One of the key concepts that’s stuck with me after reading Crossing the Chasm, Geoffrey Moore’s pivotal book about marketing high-tech products in a world in which buyers react differently to innovation, is the concept of the whole product. It’s one that a lot of product companies, especially those that focus closely on the technology side of product development, don’t get, very much to their detriment.
“Whole product” simply means that which is required to address 100% of a customer’s need. Counterintuitively, it’s almost never met simply by a technology product (the “generic product”), but typically requires partner products, services and other pieces to fill in the gap. Moore cites the example of a web browser as an example of a generic product, and the web browser plus plugins, HTML5 applications, an internet service provider, a search engine, and an easy way to buy goods online as the whole product.

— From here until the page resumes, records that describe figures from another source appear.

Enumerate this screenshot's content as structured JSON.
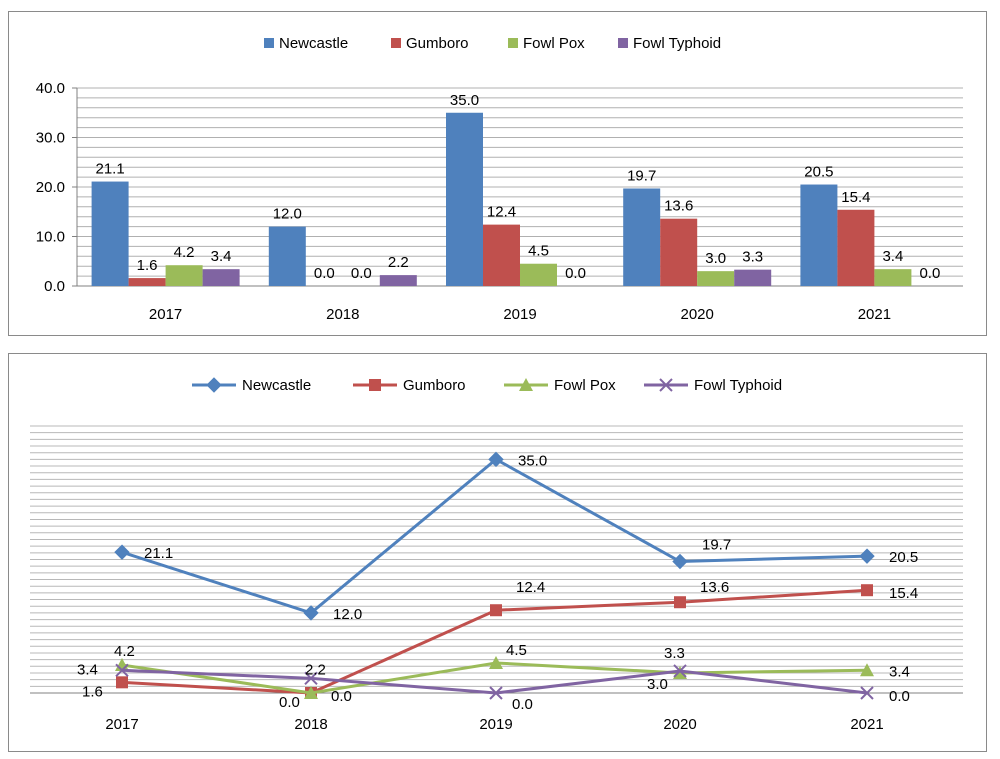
{
  "chart_data": [
    {
      "type": "bar",
      "categories": [
        "2017",
        "2018",
        "2019",
        "2020",
        "2021"
      ],
      "series": [
        {
          "name": "Newcastle",
          "color": "#4f81bd",
          "values": [
            21.1,
            12.0,
            35.0,
            19.7,
            20.5
          ],
          "labels": [
            "21.1",
            "12.0",
            "35.0",
            "19.7",
            "20.5"
          ]
        },
        {
          "name": "Gumboro",
          "color": "#c0504d",
          "values": [
            1.6,
            0.0,
            12.4,
            13.6,
            15.4
          ],
          "labels": [
            "1.6",
            "0.0",
            "12.4",
            "13.6",
            "15.4"
          ]
        },
        {
          "name": "Fowl Pox",
          "color": "#9bbb59",
          "values": [
            4.2,
            0.0,
            4.5,
            3.0,
            3.4
          ],
          "labels": [
            "4.2",
            "0.0",
            "4.5",
            "3.0",
            "3.4"
          ]
        },
        {
          "name": "Fowl Typhoid",
          "color": "#8064a2",
          "values": [
            3.4,
            2.2,
            0.0,
            3.3,
            0.0
          ],
          "labels": [
            "3.4",
            "2.2",
            "0.0",
            "3.3",
            "0.0"
          ]
        }
      ],
      "yticks": [
        "0.0",
        "10.0",
        "20.0",
        "30.0",
        "40.0"
      ],
      "ylim": [
        0,
        40
      ],
      "grid": true,
      "legend": "top"
    },
    {
      "type": "line",
      "categories": [
        "2017",
        "2018",
        "2019",
        "2020",
        "2021"
      ],
      "series": [
        {
          "name": "Newcastle",
          "color": "#4f81bd",
          "marker": "diamond",
          "values": [
            21.1,
            12.0,
            35.0,
            19.7,
            20.5
          ],
          "labels": [
            "21.1",
            "12.0",
            "35.0",
            "19.7",
            "20.5"
          ]
        },
        {
          "name": "Gumboro",
          "color": "#c0504d",
          "marker": "square",
          "values": [
            1.6,
            0.0,
            12.4,
            13.6,
            15.4
          ],
          "labels": [
            "1.6",
            "0.0",
            "12.4",
            "13.6",
            "15.4"
          ]
        },
        {
          "name": "Fowl Pox",
          "color": "#9bbb59",
          "marker": "triangle",
          "values": [
            4.2,
            0.0,
            4.5,
            3.0,
            3.4
          ],
          "labels": [
            "4.2",
            "0.0",
            "4.5",
            "3.0",
            "3.4"
          ]
        },
        {
          "name": "Fowl Typhoid",
          "color": "#8064a2",
          "marker": "x",
          "values": [
            3.4,
            2.2,
            0.0,
            3.3,
            0.0
          ],
          "labels": [
            "3.4",
            "2.2",
            "0.0",
            "3.3",
            "0.0"
          ]
        }
      ],
      "ylim": [
        0,
        40
      ],
      "grid": true,
      "legend": "top"
    }
  ]
}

How do otherwise smart product companies fall into the trap of ignoring the whole product? Sometimes it’s just a question of not thinking hard enough about what the customer needs. A customer usually doesn’t need a new Android phone with a high megapixel camera; they need to take better pictures of their kids. So instead of competing solely on megapixel count and similar tech specs, whole product companies will invest in technologies to give the customers a better fit to their ultimate goal, such as image stabilization, easier ways to transfer the photos off the phone, system-wide easy access to photos so they can be shared, the ability to create books and calendars of the photos, and so forth.
But it’s so easy to fall into the “speeds and feeds” trap and not understand where the customer’s full needs are. It’s also easy to misjudge the needs of the customer and misunderstand that something that seems like “just another feature” is actually part of the whole product. Thus, the art of product management and product marketing.